Gov. Jeb Bush (R) dismantled the five-year waiting period in 2004, in the wake of the controversial 2000 presidential election, during which thousands of Floridians were disenfranchised after a state voter database erroneously labeled them felons. The effects of the felony disenfranchisement law in 2000 were that "over 600,000 non-incarcerated citizens" were prevented from voting "in a presidential election decided by 537 votes." In 2007, Gov. Charlie Crist (I) did away with the application process for nonviolent felons and allowed for the automatic restoration of civil rights upon sentence completion.
Gov. Scott's move to turn back the clock is unusual in itself; the only other states with similar laws are Virginia and Kentucky. But the historical context and the practical implications of the law are far more troubling than Scott's restoration of the harshly punitive policy.
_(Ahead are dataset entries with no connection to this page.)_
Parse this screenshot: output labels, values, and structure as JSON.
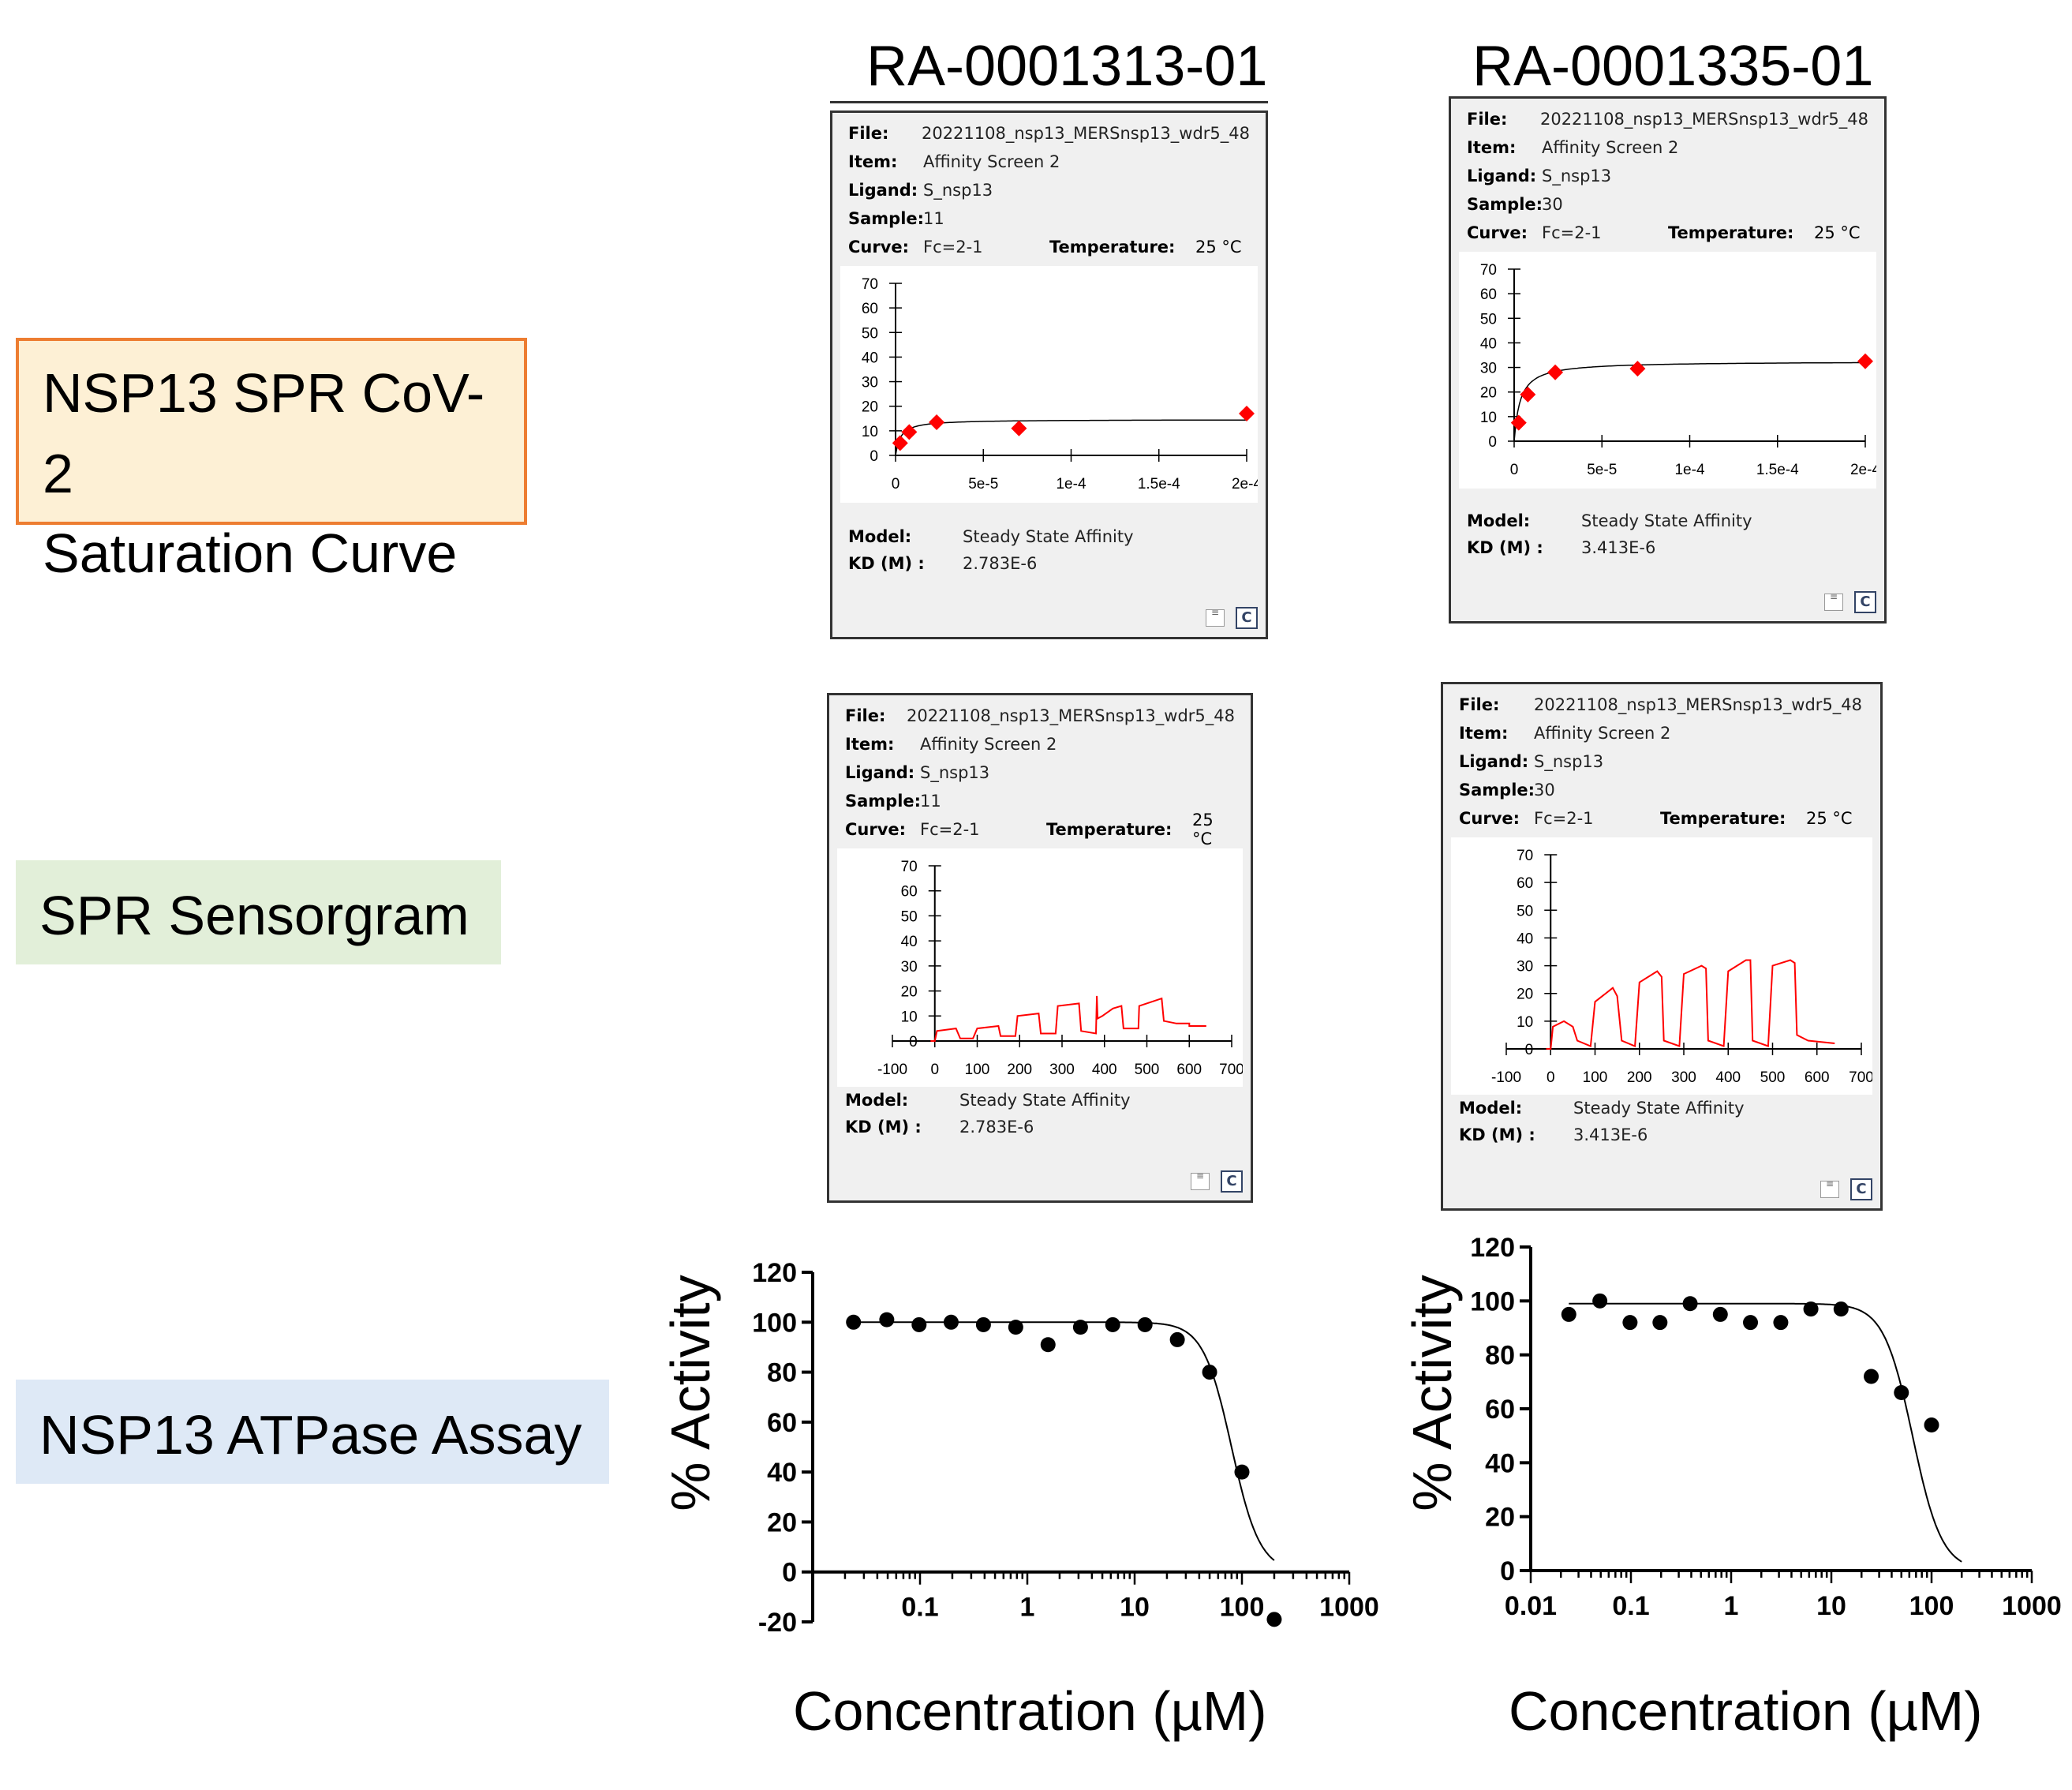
{
  "columns": [
    "RA-0001313-01",
    "RA-0001335-01"
  ],
  "rows": [
    {
      "label_lines": [
        "NSP13 SPR CoV-2",
        "Saturation Curve"
      ]
    },
    {
      "label_lines": [
        "SPR Sensorgram"
      ]
    },
    {
      "label_lines": [
        "NSP13 ATPase Assay"
      ]
    }
  ],
  "panel_labels": {
    "file": "File:",
    "item": "Item:",
    "ligand": "Ligand:",
    "sample": "Sample:",
    "curve": "Curve:",
    "temperature": "Temperature:",
    "model": "Model:",
    "kd": "KD (M) :",
    "note_icon": "note-icon",
    "c_icon": "C"
  },
  "spr": [
    {
      "file": "20221108_nsp13_MERSnsp13_wdr5_48",
      "item": "Affinity Screen 2",
      "ligand": "S_nsp13",
      "sample": "11",
      "curve": "Fc=2-1",
      "temperature": "25 °C",
      "model": "Steady State Affinity",
      "kd": "2.783E-6"
    },
    {
      "file": "20221108_nsp13_MERSnsp13_wdr5_48",
      "item": "Affinity Screen 2",
      "ligand": "S_nsp13",
      "sample": "30",
      "curve": "Fc=2-1",
      "temperature": "25 °C",
      "model": "Steady State Affinity",
      "kd": "3.413E-6"
    }
  ],
  "assay_axes": {
    "ylabel": "% Activity",
    "xlabel": "Concentration (µM)"
  },
  "chart_data": [
    {
      "type": "scatter",
      "id": "saturation-1",
      "xlim": [
        0,
        0.0002
      ],
      "ylim": [
        0,
        70
      ],
      "x_ticks": [
        0,
        5e-05,
        0.0001,
        0.00015,
        0.0002
      ],
      "x_tick_labels": [
        "0",
        "5e-5",
        "1e-4",
        "1.5e-4",
        "2e-4"
      ],
      "y_ticks": [
        0,
        10,
        20,
        30,
        40,
        50,
        60,
        70
      ],
      "points": [
        [
          2.6e-06,
          5
        ],
        [
          7.8e-06,
          9.5
        ],
        [
          2.34e-05,
          13.5
        ],
        [
          7.03e-05,
          11
        ],
        [
          0.0002,
          17
        ]
      ],
      "fit": {
        "model": "steady_state",
        "rmax": 14.6,
        "kd": 2.783e-06
      },
      "marker_color": "#ff0000"
    },
    {
      "type": "scatter",
      "id": "saturation-2",
      "xlim": [
        0,
        0.0002
      ],
      "ylim": [
        0,
        70
      ],
      "x_ticks": [
        0,
        5e-05,
        0.0001,
        0.00015,
        0.0002
      ],
      "x_tick_labels": [
        "0",
        "5e-5",
        "1e-4",
        "1.5e-4",
        "2e-4"
      ],
      "y_ticks": [
        0,
        10,
        20,
        30,
        40,
        50,
        60,
        70
      ],
      "points": [
        [
          2.6e-06,
          7.5
        ],
        [
          7.8e-06,
          19
        ],
        [
          2.34e-05,
          28
        ],
        [
          7.03e-05,
          29.5
        ],
        [
          0.0002,
          32.5
        ]
      ],
      "fit": {
        "model": "steady_state",
        "rmax": 32.5,
        "kd": 3.413e-06
      },
      "marker_color": "#ff0000"
    },
    {
      "type": "line",
      "id": "sensorgram-1",
      "xlim": [
        -100,
        700
      ],
      "ylim": [
        0,
        70
      ],
      "x_ticks": [
        -100,
        0,
        100,
        200,
        300,
        400,
        500,
        600,
        700
      ],
      "y_ticks": [
        0,
        10,
        20,
        30,
        40,
        50,
        60,
        70
      ],
      "series": [
        {
          "values": [
            [
              -10,
              0
            ],
            [
              0,
              0
            ],
            [
              5,
              4
            ],
            [
              50,
              5
            ],
            [
              60,
              1
            ],
            [
              90,
              1
            ],
            [
              100,
              5
            ],
            [
              150,
              6
            ],
            [
              155,
              2
            ],
            [
              190,
              2
            ],
            [
              195,
              10
            ],
            [
              245,
              11
            ],
            [
              250,
              3
            ],
            [
              285,
              3
            ],
            [
              290,
              14
            ],
            [
              340,
              15
            ],
            [
              345,
              4
            ],
            [
              380,
              3
            ],
            [
              382,
              18
            ],
            [
              384,
              9
            ],
            [
              395,
              10
            ],
            [
              420,
              13
            ],
            [
              440,
              14
            ],
            [
              445,
              5
            ],
            [
              480,
              5
            ],
            [
              482,
              14
            ],
            [
              535,
              17
            ],
            [
              540,
              8
            ],
            [
              570,
              7
            ],
            [
              600,
              7
            ],
            [
              600,
              6
            ],
            [
              640,
              6
            ]
          ]
        }
      ],
      "line_color": "#ff0000"
    },
    {
      "type": "line",
      "id": "sensorgram-2",
      "xlim": [
        -100,
        700
      ],
      "ylim": [
        0,
        70
      ],
      "x_ticks": [
        -100,
        0,
        100,
        200,
        300,
        400,
        500,
        600,
        700
      ],
      "y_ticks": [
        0,
        10,
        20,
        30,
        40,
        50,
        60,
        70
      ],
      "series": [
        {
          "values": [
            [
              -10,
              0
            ],
            [
              0,
              0
            ],
            [
              5,
              8
            ],
            [
              30,
              10
            ],
            [
              50,
              8
            ],
            [
              60,
              3
            ],
            [
              90,
              1
            ],
            [
              100,
              17
            ],
            [
              140,
              22
            ],
            [
              150,
              19
            ],
            [
              160,
              3
            ],
            [
              190,
              1
            ],
            [
              200,
              24
            ],
            [
              240,
              28
            ],
            [
              250,
              26
            ],
            [
              255,
              3
            ],
            [
              290,
              1
            ],
            [
              300,
              27
            ],
            [
              340,
              30
            ],
            [
              350,
              29
            ],
            [
              355,
              3
            ],
            [
              390,
              1
            ],
            [
              400,
              28
            ],
            [
              440,
              32
            ],
            [
              450,
              32
            ],
            [
              455,
              3
            ],
            [
              490,
              1
            ],
            [
              500,
              30
            ],
            [
              540,
              32
            ],
            [
              550,
              31
            ],
            [
              555,
              5
            ],
            [
              580,
              3
            ],
            [
              640,
              2
            ]
          ]
        }
      ],
      "line_color": "#ff0000"
    },
    {
      "type": "scatter",
      "id": "atpase-1",
      "x_scale": "log",
      "xlim": [
        0.01,
        1000
      ],
      "ylim": [
        -20,
        120
      ],
      "x_tick_labels": [
        "0.1",
        "1",
        "10",
        "100",
        "1000"
      ],
      "y_tick_labels": [
        "120",
        "100",
        "80",
        "60",
        "40",
        "20",
        "0",
        "-20"
      ],
      "points": [
        [
          0.024,
          100
        ],
        [
          0.049,
          101
        ],
        [
          0.098,
          99
        ],
        [
          0.195,
          100
        ],
        [
          0.39,
          99
        ],
        [
          0.78,
          98
        ],
        [
          1.56,
          91
        ],
        [
          3.13,
          98
        ],
        [
          6.25,
          99
        ],
        [
          12.5,
          99
        ],
        [
          25,
          93
        ],
        [
          50,
          80
        ],
        [
          100,
          40
        ],
        [
          200,
          -19
        ]
      ],
      "fit": {
        "model": "hill",
        "top": 100,
        "bottom": 0,
        "ic50": 80,
        "hill": 3.3
      }
    },
    {
      "type": "scatter",
      "id": "atpase-2",
      "x_scale": "log",
      "xlim": [
        0.01,
        1000
      ],
      "ylim": [
        0,
        120
      ],
      "x_tick_labels": [
        "0.01",
        "0.1",
        "1",
        "10",
        "100",
        "1000"
      ],
      "y_tick_labels": [
        "120",
        "100",
        "80",
        "60",
        "40",
        "20",
        "0"
      ],
      "points": [
        [
          0.024,
          95
        ],
        [
          0.049,
          100
        ],
        [
          0.098,
          92
        ],
        [
          0.195,
          92
        ],
        [
          0.39,
          99
        ],
        [
          0.78,
          95
        ],
        [
          1.56,
          92
        ],
        [
          3.13,
          92
        ],
        [
          6.25,
          97
        ],
        [
          12.5,
          97
        ],
        [
          25,
          72
        ],
        [
          50,
          66
        ],
        [
          100,
          54
        ]
      ],
      "fit": {
        "model": "hill",
        "top": 99,
        "bottom": 0,
        "ic50": 65,
        "hill": 3.0
      }
    }
  ]
}
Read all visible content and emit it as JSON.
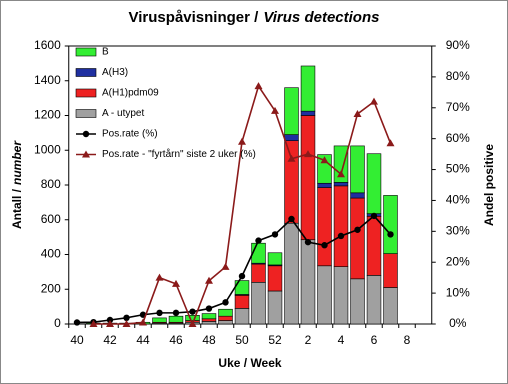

Felon disenfranchisement rules are rooted in post-Civil War statutes designed to circumvent national laws guaranteeing blacks the right to vote. When Florida was forced during Reconstruction to adopt a state constitution recognizing the right to vote (for men) regardless of race, the constitution it ratified included a felon disenfranchisement provision for which, according to a report from the Florida Advisory Committee to the U.S. Commission on Civil Rights, there is historical "evidence of a racial animus." According to the American Constitution Society:
General disenfranchisement laws that had applied to all criminals were tailored to particularized crimes that were committed more frequently by blacks than crimes that were committed more often by whites. Thus, while today's felony disenfranchisement laws are facially neutral, many are inherited from an underlying legacy of racist voting restrictions.